One of the subtexts to the earthquake is that it hit China’s rural heartland, the high hills of Sichuan province, which are a galaxy away from the city. Many villages are still built out of stone and wood and clay, while many others have upgraded to light construction–concrete, white-tile exteriors, sheets of blue glass–or, if they have a bit more money, countryside versions of city apartment blocks. None of them are very permanent and their residents complain that in the best of circumstances their hard-won new homes don’t stand the test of time.

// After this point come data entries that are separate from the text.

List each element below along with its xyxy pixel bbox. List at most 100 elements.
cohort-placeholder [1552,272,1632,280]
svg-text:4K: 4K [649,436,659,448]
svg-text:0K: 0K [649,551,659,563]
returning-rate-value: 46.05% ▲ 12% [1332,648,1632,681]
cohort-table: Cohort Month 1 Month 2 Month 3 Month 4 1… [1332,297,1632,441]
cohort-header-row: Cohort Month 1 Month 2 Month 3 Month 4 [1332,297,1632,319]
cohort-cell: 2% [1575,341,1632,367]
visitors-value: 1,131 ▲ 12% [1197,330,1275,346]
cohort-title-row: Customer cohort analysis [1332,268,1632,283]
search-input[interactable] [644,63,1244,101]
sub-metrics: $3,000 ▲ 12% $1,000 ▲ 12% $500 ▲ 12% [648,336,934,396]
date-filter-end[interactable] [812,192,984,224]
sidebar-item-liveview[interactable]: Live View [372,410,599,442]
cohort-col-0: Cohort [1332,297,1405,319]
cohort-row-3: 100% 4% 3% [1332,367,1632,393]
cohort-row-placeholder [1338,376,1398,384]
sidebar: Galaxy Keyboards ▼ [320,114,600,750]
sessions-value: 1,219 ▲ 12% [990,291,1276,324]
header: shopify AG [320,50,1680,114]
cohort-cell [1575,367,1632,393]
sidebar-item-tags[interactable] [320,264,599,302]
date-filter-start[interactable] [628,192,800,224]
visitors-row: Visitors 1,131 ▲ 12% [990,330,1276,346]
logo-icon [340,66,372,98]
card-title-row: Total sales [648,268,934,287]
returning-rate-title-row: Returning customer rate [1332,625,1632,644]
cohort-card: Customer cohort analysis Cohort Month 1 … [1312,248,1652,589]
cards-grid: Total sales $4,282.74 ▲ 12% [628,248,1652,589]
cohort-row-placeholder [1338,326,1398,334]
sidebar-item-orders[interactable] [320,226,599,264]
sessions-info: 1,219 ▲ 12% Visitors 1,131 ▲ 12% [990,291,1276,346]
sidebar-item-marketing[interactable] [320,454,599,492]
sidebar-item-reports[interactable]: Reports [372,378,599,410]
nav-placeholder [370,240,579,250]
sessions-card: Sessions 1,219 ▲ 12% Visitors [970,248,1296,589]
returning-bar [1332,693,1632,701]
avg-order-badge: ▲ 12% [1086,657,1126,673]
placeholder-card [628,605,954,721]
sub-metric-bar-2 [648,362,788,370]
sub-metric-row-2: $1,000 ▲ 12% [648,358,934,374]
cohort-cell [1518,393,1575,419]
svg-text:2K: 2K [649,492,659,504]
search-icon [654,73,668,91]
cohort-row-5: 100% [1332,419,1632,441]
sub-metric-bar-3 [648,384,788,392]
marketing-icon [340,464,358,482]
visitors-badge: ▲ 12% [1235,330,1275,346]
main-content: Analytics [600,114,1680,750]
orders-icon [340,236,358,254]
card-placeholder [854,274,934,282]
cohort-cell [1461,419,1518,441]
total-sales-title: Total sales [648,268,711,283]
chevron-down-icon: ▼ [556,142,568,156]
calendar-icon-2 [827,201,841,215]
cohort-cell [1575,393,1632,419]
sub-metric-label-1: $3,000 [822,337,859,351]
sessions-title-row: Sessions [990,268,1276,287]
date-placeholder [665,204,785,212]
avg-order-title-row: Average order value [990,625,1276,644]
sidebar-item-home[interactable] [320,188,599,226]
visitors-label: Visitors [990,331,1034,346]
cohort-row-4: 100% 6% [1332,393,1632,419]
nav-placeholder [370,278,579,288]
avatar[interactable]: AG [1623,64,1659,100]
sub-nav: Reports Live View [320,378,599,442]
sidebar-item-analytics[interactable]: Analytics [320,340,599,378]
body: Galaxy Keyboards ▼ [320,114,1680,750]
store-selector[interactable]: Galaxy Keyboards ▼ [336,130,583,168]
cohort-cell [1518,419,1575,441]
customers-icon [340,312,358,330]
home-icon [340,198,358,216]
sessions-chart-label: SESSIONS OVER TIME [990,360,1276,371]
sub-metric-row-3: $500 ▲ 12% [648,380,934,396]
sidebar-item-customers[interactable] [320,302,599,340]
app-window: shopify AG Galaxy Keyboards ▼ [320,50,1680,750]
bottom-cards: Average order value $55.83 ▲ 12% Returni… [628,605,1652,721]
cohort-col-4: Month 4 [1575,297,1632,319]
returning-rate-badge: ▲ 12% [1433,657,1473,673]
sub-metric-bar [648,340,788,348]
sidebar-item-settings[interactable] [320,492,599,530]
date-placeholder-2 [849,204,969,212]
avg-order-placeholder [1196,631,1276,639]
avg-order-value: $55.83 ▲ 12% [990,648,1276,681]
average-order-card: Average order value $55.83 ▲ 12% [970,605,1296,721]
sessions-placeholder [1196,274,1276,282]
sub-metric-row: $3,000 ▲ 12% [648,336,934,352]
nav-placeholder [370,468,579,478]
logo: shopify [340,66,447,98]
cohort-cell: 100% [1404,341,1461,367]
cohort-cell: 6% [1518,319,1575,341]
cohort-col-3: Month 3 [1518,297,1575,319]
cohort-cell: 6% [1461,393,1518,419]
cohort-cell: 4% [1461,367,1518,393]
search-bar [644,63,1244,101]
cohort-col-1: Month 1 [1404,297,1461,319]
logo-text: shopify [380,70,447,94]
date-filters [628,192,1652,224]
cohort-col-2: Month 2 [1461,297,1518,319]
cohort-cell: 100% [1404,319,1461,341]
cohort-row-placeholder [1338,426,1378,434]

Who knows whether buildings in the city ever would have survived any better–indeed, it is one of the unspoken blessings that this quake did not hit one of China’s megacities–but the fact is that the massive death toll unfolding in the countryside produced the unmistakable and tragic scenes of the developing world. Meanwhile, just 30 miles down a ribbon of freshly-laid highway, the new China is continuing on with remarkable normalcy.